About Me

My photo
I don't much care for human nature unless it's all candied over with art.

12/23/2014

Fiction - Xmas POW

She'd been with him since the last year of the Elf War, when he found her half dead in the shadow of a smoldering pine tree. Nicholas slung her over his shoulder, her blood staining his white beard, and carried her to his fortified cabin.

By the time she recovered, the war had been won. The small contingent of prisoners he kept penned outside jeered at her when she emerged, blinking, onto the snow covered porch.
She showed them kindness, as was her way. She tried to convince Nicholas to register the prisoners with the War Authority, which was a tenet of the peace treaty.

"You can't just keep them chained! They have rights." They fought that night, their only fight. But he looked at the scars on her face and wanted to kill the elves, one by one.

In the end, she won. The elves were registered and put to work. Nicholas had been an artisan before he was a soldier so the elves took up his work. As repatriation the toys they made were shipped out, once a year, to the children of the world the elves had tried to ravage.

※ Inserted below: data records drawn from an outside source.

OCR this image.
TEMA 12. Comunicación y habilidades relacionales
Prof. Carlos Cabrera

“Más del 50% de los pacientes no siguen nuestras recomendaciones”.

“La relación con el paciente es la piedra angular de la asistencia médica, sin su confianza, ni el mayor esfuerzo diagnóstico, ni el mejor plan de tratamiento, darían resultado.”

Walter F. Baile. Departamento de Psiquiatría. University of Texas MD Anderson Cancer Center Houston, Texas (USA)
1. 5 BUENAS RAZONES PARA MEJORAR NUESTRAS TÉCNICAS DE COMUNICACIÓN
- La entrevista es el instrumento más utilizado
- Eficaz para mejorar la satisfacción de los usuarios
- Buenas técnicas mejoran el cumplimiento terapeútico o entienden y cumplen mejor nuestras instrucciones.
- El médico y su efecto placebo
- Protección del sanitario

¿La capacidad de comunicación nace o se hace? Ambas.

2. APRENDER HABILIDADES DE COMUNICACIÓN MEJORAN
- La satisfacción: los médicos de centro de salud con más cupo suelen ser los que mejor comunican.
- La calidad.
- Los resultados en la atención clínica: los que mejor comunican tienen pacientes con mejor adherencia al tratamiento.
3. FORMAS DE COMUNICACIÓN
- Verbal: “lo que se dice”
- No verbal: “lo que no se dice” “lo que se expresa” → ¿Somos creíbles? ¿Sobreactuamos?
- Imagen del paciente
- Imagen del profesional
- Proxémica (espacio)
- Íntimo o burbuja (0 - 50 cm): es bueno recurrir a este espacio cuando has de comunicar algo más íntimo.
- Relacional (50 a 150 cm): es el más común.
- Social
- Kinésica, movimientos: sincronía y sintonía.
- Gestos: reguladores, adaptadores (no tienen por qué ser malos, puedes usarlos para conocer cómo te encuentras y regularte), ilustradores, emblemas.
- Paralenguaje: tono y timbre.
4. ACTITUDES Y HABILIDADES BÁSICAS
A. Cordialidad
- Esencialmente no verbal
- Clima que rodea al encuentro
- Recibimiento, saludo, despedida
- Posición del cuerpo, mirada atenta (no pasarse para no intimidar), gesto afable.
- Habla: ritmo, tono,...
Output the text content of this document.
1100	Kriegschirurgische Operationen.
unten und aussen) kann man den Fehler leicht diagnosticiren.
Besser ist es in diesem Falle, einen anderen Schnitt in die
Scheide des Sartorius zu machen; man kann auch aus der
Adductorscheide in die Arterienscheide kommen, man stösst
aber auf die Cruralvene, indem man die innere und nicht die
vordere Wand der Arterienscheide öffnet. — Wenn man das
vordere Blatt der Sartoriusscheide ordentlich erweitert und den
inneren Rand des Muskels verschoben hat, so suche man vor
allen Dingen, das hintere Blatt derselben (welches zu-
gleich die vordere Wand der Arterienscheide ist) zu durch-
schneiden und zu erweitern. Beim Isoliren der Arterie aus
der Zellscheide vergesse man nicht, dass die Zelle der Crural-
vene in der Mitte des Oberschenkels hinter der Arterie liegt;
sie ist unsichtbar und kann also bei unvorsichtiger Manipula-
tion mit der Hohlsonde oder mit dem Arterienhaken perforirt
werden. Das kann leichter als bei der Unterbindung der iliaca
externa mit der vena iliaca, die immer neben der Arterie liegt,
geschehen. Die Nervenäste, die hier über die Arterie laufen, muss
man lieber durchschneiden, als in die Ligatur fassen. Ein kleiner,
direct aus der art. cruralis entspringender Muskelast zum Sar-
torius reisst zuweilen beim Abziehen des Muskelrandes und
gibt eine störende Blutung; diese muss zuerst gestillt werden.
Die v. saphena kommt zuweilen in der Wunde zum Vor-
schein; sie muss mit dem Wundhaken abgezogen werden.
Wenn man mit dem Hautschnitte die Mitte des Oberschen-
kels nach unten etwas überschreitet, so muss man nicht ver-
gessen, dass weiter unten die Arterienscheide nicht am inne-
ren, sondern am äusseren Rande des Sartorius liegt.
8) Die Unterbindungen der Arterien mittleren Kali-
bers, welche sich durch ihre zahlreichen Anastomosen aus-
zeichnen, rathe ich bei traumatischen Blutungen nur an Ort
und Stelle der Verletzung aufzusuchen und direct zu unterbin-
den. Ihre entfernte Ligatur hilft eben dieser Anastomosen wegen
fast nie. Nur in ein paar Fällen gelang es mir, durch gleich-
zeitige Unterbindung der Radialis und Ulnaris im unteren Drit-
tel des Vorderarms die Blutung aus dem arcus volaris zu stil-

That they were immortal was not the fault of Nicholas, or his wife, who were not. One day in the far future, they would die and some other, younger of their kind would move into the cabin to keep watch. For eternity the elves would toil day and night, applying make shift salves to their bleeding hands and singing ancient songs to skies embroidered by Northern Lights.

In the meantime, Nicholas fed his reindeer better fare than he afforded the prisoners. When he wasn’t looking, Mrs. Clause brought cookies to the elves and wrote letters to the government, arguing for their freedom.